The 2d stage shows more or less intestinal disturbance with at times bloody mucus containing ova. The ova may not be present for long intervals or may never be found. Where reinfection does not take place the patient tends to recover but if exposure to infection be kept up then the 3d stage sets in with rather marked dysenteric manifestations, emaciation, anaemia, ascites, dropsy and a terminal cachexia.
The bladder never seems to be involved in Japanese schistosomiasis. The eggs, however may be carried to the brain and produce symptoms of Jacksonian epilepsy.
Laboratory Diagnosis
This consists in the search for ova in the centrifuged urine of vesical bilharziasis or in the bloody mucus of the intestinal manifestations of the disease. If one adds water to the urine the ciliated embryo will be noticed to break out of the shell in a few minutes and move about actively as if in search for some host.
The eosinophilia is of great diagnostic value and is usually associated with an increase in the leucocyte count.
Fairley has introduced a complement fixation reaction in diagnosis, using an extract of the livers of infected snails as antigen. The reaction appears early in the infection but disappears in the later stages. It is a group reaction as the livers of Bullinus answer for the S. mansoni serum as well as for the specific S. haematobium serum.
Prophylaxis
Bathing should be allowed only in filtered water, there being an absence of the infecting cercariae in such a supply.

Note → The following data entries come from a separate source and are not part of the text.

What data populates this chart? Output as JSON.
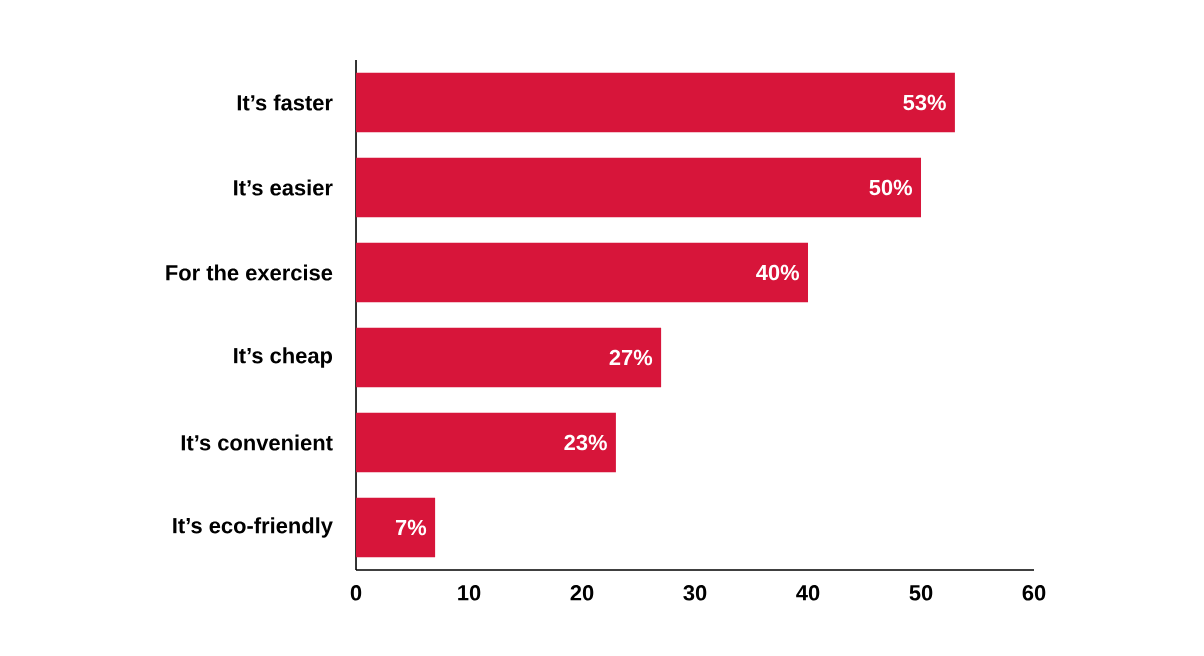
{
  "chart_data": {
    "type": "bar",
    "orientation": "horizontal",
    "categories": [
      "It’s faster",
      "It’s easier",
      "For the exercise",
      "It’s cheap",
      "It’s convenient",
      "It’s eco-friendly"
    ],
    "values": [
      53,
      50,
      40,
      27,
      23,
      7
    ],
    "value_labels": [
      "53%",
      "50%",
      "40%",
      "27%",
      "23%",
      "7%"
    ],
    "color": "#d7153a",
    "xlim": [
      0,
      60
    ],
    "xticks": [
      0,
      10,
      20,
      30,
      40,
      50,
      60
    ]
  }
}
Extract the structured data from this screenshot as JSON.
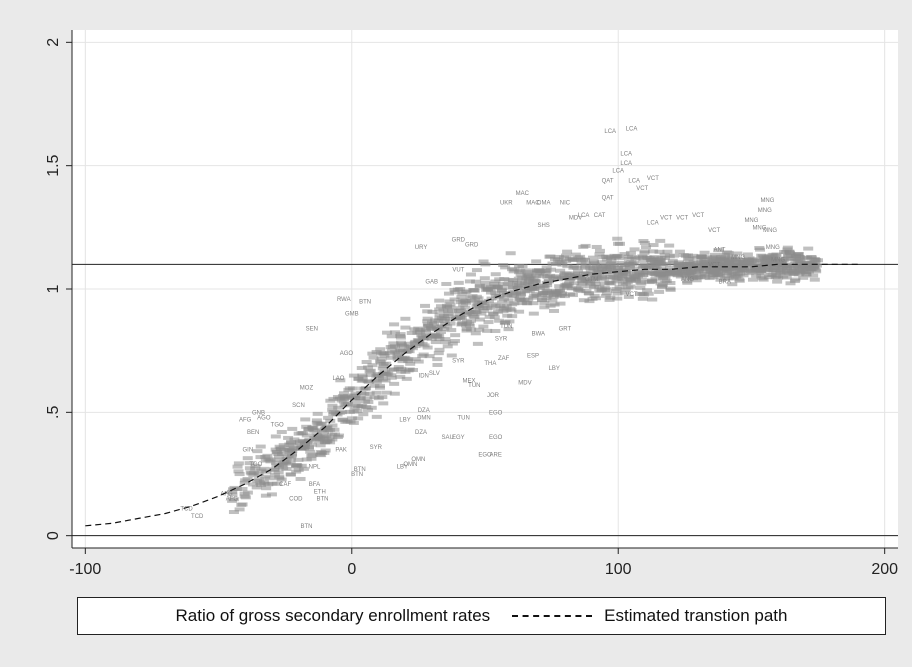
{
  "chart_data": {
    "type": "scatter",
    "title": "",
    "xlabel": "",
    "ylabel": "",
    "xlim": [
      -105,
      205
    ],
    "ylim": [
      -0.05,
      2.05
    ],
    "xticks": [
      -100,
      0,
      100,
      200
    ],
    "yticks": [
      0,
      0.5,
      1,
      1.5,
      2
    ],
    "xtick_labels": [
      "-100",
      "0",
      "100",
      "200"
    ],
    "ytick_labels": [
      "0",
      ".5",
      "1",
      "1.5",
      "2"
    ],
    "grid": true,
    "reference_lines_y": [
      0,
      1.1
    ],
    "legend": {
      "position": "bottom",
      "entries": [
        "Ratio of gross secondary enrollment rates",
        "Estimated transtion path"
      ]
    },
    "series": [
      {
        "name": "Ratio of gross secondary enrollment rates",
        "marker": "country-code",
        "color": "#7f7f7f",
        "points": [
          {
            "x": -62,
            "y": 0.11,
            "label": "TCD"
          },
          {
            "x": -58,
            "y": 0.08,
            "label": "TCD"
          },
          {
            "x": -45,
            "y": 0.15,
            "label": "AFG"
          },
          {
            "x": -47,
            "y": 0.17,
            "label": "AFG"
          },
          {
            "x": -40,
            "y": 0.47,
            "label": "AFG"
          },
          {
            "x": -35,
            "y": 0.5,
            "label": "GNB"
          },
          {
            "x": -33,
            "y": 0.48,
            "label": "AGO"
          },
          {
            "x": -37,
            "y": 0.42,
            "label": "BEN"
          },
          {
            "x": -39,
            "y": 0.35,
            "label": "GIN"
          },
          {
            "x": -36,
            "y": 0.29,
            "label": "TGO"
          },
          {
            "x": -28,
            "y": 0.45,
            "label": "TGO"
          },
          {
            "x": -17,
            "y": 0.6,
            "label": "MOZ"
          },
          {
            "x": -20,
            "y": 0.53,
            "label": "SCN"
          },
          {
            "x": -25,
            "y": 0.21,
            "label": "CAF"
          },
          {
            "x": -14,
            "y": 0.21,
            "label": "BFA"
          },
          {
            "x": -21,
            "y": 0.15,
            "label": "COD"
          },
          {
            "x": -12,
            "y": 0.18,
            "label": "ETH"
          },
          {
            "x": -14,
            "y": 0.28,
            "label": "NPL"
          },
          {
            "x": -11,
            "y": 0.15,
            "label": "BTN"
          },
          {
            "x": -17,
            "y": 0.04,
            "label": "BTN"
          },
          {
            "x": 2,
            "y": 0.25,
            "label": "BTN"
          },
          {
            "x": 3,
            "y": 0.27,
            "label": "BTN"
          },
          {
            "x": -4,
            "y": 0.35,
            "label": "PAK"
          },
          {
            "x": 9,
            "y": 0.36,
            "label": "SYR"
          },
          {
            "x": 19,
            "y": 0.28,
            "label": "LBY"
          },
          {
            "x": 22,
            "y": 0.29,
            "label": "OMN"
          },
          {
            "x": 25,
            "y": 0.31,
            "label": "OMN"
          },
          {
            "x": 20,
            "y": 0.47,
            "label": "LBY"
          },
          {
            "x": 27,
            "y": 0.48,
            "label": "OMN"
          },
          {
            "x": 26,
            "y": 0.42,
            "label": "DZA"
          },
          {
            "x": 27,
            "y": 0.51,
            "label": "DZA"
          },
          {
            "x": 36,
            "y": 0.4,
            "label": "SAU"
          },
          {
            "x": 40,
            "y": 0.4,
            "label": "EGY"
          },
          {
            "x": 42,
            "y": 0.48,
            "label": "TUN"
          },
          {
            "x": 54,
            "y": 0.4,
            "label": "EGO"
          },
          {
            "x": 50,
            "y": 0.33,
            "label": "EGO"
          },
          {
            "x": 54,
            "y": 0.33,
            "label": "ARE"
          },
          {
            "x": 54,
            "y": 0.5,
            "label": "EGO"
          },
          {
            "x": 53,
            "y": 0.57,
            "label": "JOR"
          },
          {
            "x": 65,
            "y": 0.62,
            "label": "MDV"
          },
          {
            "x": 44,
            "y": 0.63,
            "label": "MEX"
          },
          {
            "x": 46,
            "y": 0.61,
            "label": "TUN"
          },
          {
            "x": 52,
            "y": 0.7,
            "label": "THA"
          },
          {
            "x": 57,
            "y": 0.72,
            "label": "ZAF"
          },
          {
            "x": 68,
            "y": 0.73,
            "label": "ESP"
          },
          {
            "x": 76,
            "y": 0.68,
            "label": "LBY"
          },
          {
            "x": 70,
            "y": 0.82,
            "label": "BWA"
          },
          {
            "x": 31,
            "y": 0.66,
            "label": "SLV"
          },
          {
            "x": 27,
            "y": 0.65,
            "label": "IDN"
          },
          {
            "x": 40,
            "y": 0.71,
            "label": "SYR"
          },
          {
            "x": -2,
            "y": 0.74,
            "label": "AGO"
          },
          {
            "x": -5,
            "y": 0.64,
            "label": "LAO"
          },
          {
            "x": -15,
            "y": 0.84,
            "label": "SEN"
          },
          {
            "x": 5,
            "y": 0.95,
            "label": "BTN"
          },
          {
            "x": -3,
            "y": 0.96,
            "label": "RWA"
          },
          {
            "x": 0,
            "y": 0.9,
            "label": "GMB"
          },
          {
            "x": 30,
            "y": 1.03,
            "label": "GAB"
          },
          {
            "x": 40,
            "y": 1.08,
            "label": "VUT"
          },
          {
            "x": 26,
            "y": 1.17,
            "label": "URY"
          },
          {
            "x": 40,
            "y": 1.2,
            "label": "GRD"
          },
          {
            "x": 45,
            "y": 1.18,
            "label": "GRD"
          },
          {
            "x": 58,
            "y": 1.35,
            "label": "UKR"
          },
          {
            "x": 64,
            "y": 1.39,
            "label": "MAC"
          },
          {
            "x": 68,
            "y": 1.35,
            "label": "MAC"
          },
          {
            "x": 72,
            "y": 1.35,
            "label": "OMA"
          },
          {
            "x": 72,
            "y": 1.26,
            "label": "SHS"
          },
          {
            "x": 84,
            "y": 1.29,
            "label": "MDV"
          },
          {
            "x": 80,
            "y": 1.35,
            "label": "NIC"
          },
          {
            "x": 87,
            "y": 1.3,
            "label": "LCA"
          },
          {
            "x": 93,
            "y": 1.3,
            "label": "CAT"
          },
          {
            "x": 96,
            "y": 1.37,
            "label": "QAT"
          },
          {
            "x": 96,
            "y": 1.44,
            "label": "QAT"
          },
          {
            "x": 100,
            "y": 1.48,
            "label": "LCA"
          },
          {
            "x": 103,
            "y": 1.51,
            "label": "LCA"
          },
          {
            "x": 106,
            "y": 1.44,
            "label": "LCA"
          },
          {
            "x": 109,
            "y": 1.41,
            "label": "VCT"
          },
          {
            "x": 113,
            "y": 1.45,
            "label": "VCT"
          },
          {
            "x": 97,
            "y": 1.64,
            "label": "LCA"
          },
          {
            "x": 105,
            "y": 1.65,
            "label": "LCA"
          },
          {
            "x": 103,
            "y": 1.55,
            "label": "LCA"
          },
          {
            "x": 113,
            "y": 1.27,
            "label": "LCA"
          },
          {
            "x": 118,
            "y": 1.29,
            "label": "VCT"
          },
          {
            "x": 124,
            "y": 1.29,
            "label": "VCT"
          },
          {
            "x": 130,
            "y": 1.3,
            "label": "VCT"
          },
          {
            "x": 136,
            "y": 1.24,
            "label": "VCT"
          },
          {
            "x": 138,
            "y": 1.16,
            "label": "ANT"
          },
          {
            "x": 145,
            "y": 1.13,
            "label": "MNG"
          },
          {
            "x": 150,
            "y": 1.28,
            "label": "MNG"
          },
          {
            "x": 153,
            "y": 1.25,
            "label": "MNG"
          },
          {
            "x": 155,
            "y": 1.32,
            "label": "MNG"
          },
          {
            "x": 157,
            "y": 1.24,
            "label": "MNG"
          },
          {
            "x": 158,
            "y": 1.17,
            "label": "MNG"
          },
          {
            "x": 160,
            "y": 1.12,
            "label": "MNG"
          },
          {
            "x": 156,
            "y": 1.36,
            "label": "MNG"
          },
          {
            "x": 136,
            "y": 1.1,
            "label": "VCT"
          },
          {
            "x": 126,
            "y": 1.04,
            "label": "ANG"
          },
          {
            "x": 140,
            "y": 1.03,
            "label": "BRA"
          },
          {
            "x": 105,
            "y": 0.98,
            "label": "VCT"
          },
          {
            "x": 90,
            "y": 1.04,
            "label": "GTM"
          },
          {
            "x": 80,
            "y": 0.84,
            "label": "GRT"
          },
          {
            "x": 58,
            "y": 0.85,
            "label": "TUN"
          },
          {
            "x": 56,
            "y": 0.8,
            "label": "SYR"
          }
        ]
      },
      {
        "name": "Estimated transtion path",
        "line_style": "dashed",
        "color": "#111111",
        "x": [
          -100,
          -90,
          -80,
          -70,
          -60,
          -50,
          -40,
          -30,
          -20,
          -10,
          0,
          10,
          20,
          30,
          40,
          50,
          60,
          70,
          80,
          90,
          100,
          110,
          120,
          130,
          140,
          150,
          160,
          170,
          180,
          190
        ],
        "y": [
          0.04,
          0.05,
          0.07,
          0.09,
          0.12,
          0.16,
          0.21,
          0.27,
          0.35,
          0.44,
          0.55,
          0.65,
          0.74,
          0.82,
          0.89,
          0.95,
          0.99,
          1.02,
          1.04,
          1.06,
          1.07,
          1.08,
          1.08,
          1.09,
          1.09,
          1.09,
          1.1,
          1.1,
          1.1,
          1.1
        ]
      }
    ]
  }
}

Then, too, if a water which does not contain fresh water snails is stored for three or four days the cercariae which might have been present in the freshly pumped up water will have died out, such free cercariae only surviving for about this period. The gastric juice will destroy cercariae so that it would seem impossible for an infection to occur by the alimentary tract atrium with the exception that cercariae might bore their way through the buccal mucosa as well as through the skin. The sterilization of the urine of cases of vesical bilharziasis and of the faeces in other forms should be carried out where practicable. It is now considered practicable to eradicate carriers of the infection with antimony treatment.